I stand by my point. I’m just doing a rough estimate.
IFS has already purchased the EUVs.
Given the second-source and tariff concerns, I figure Apple and others would accept a selling price of around $1.10 or even $1.20.
Let me explore this a little further:
There are two types of labor expenses. The first is
direct labor expense, which is directly related to the manufacturing of semiconductors. This type of labor cost is included in the
Cost of Goods Sold (COGS) and is factored in when calculating
Gross Profit.
Revenue – COGS = Gross Profit
The second type is
indirect labor expense, such as wages paid to HR, finance, and marketing personnel. This is part of
operating expenses, but it’s just one of many components within the operating expenses.
Gross Profit – Operating Expenses = Operating Profit
In your calculation, I believe you attributed the 10% difference between Gross Profit Margin and Operating Profit Margin to labor costs. However, this assumption is questionable. That’s because direct labor expenses, usually a significant labor component in semiconductor manufacturing, are already accounted for in COGS and reflected in Gross Profit. We can't count them again when analyzing Operating Profit.
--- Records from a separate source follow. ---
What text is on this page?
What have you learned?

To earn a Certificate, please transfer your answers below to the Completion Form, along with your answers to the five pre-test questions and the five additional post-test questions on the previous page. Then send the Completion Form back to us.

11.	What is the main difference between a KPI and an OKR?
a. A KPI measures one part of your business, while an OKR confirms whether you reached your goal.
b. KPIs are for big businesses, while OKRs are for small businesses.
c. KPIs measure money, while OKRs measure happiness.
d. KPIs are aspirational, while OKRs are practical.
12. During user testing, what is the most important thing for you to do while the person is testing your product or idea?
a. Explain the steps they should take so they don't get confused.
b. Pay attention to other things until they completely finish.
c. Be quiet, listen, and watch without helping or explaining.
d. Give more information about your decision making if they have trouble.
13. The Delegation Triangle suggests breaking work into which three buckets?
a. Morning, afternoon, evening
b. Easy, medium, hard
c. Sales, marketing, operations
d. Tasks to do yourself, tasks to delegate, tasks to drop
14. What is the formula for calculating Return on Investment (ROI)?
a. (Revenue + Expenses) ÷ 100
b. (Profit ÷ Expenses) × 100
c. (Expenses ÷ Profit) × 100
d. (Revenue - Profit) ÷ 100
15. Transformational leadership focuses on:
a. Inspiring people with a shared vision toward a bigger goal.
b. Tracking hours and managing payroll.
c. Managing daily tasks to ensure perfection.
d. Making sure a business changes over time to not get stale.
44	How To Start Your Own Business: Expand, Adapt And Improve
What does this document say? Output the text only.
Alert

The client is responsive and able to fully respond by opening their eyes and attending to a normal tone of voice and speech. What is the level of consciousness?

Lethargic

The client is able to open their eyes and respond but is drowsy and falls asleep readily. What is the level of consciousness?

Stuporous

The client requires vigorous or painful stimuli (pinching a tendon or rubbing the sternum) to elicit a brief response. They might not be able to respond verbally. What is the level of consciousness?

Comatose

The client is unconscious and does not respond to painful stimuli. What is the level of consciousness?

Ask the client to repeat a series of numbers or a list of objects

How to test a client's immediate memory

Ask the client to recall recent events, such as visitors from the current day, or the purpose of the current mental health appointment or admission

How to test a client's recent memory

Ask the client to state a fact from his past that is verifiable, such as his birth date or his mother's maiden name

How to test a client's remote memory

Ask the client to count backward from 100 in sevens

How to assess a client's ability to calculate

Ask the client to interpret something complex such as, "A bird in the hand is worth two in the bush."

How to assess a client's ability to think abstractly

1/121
The indirect labor costs mentioned earlier are typically much smaller in proportion and are included under
“Marketing, General, and Administrative” (MG&A) in financial statements.
On the other hand,
R&D expense is typically a large and distinct item within operating expenses in the semiconductor manufacturing business. It is usually listed separately in financial reports and is not grouped with either direct or indirect labor expenses.
In the diagrams below for 2024, TSMC reported US$6.355 billion in Research and Development spending, while Intel reported US$16.546 billion.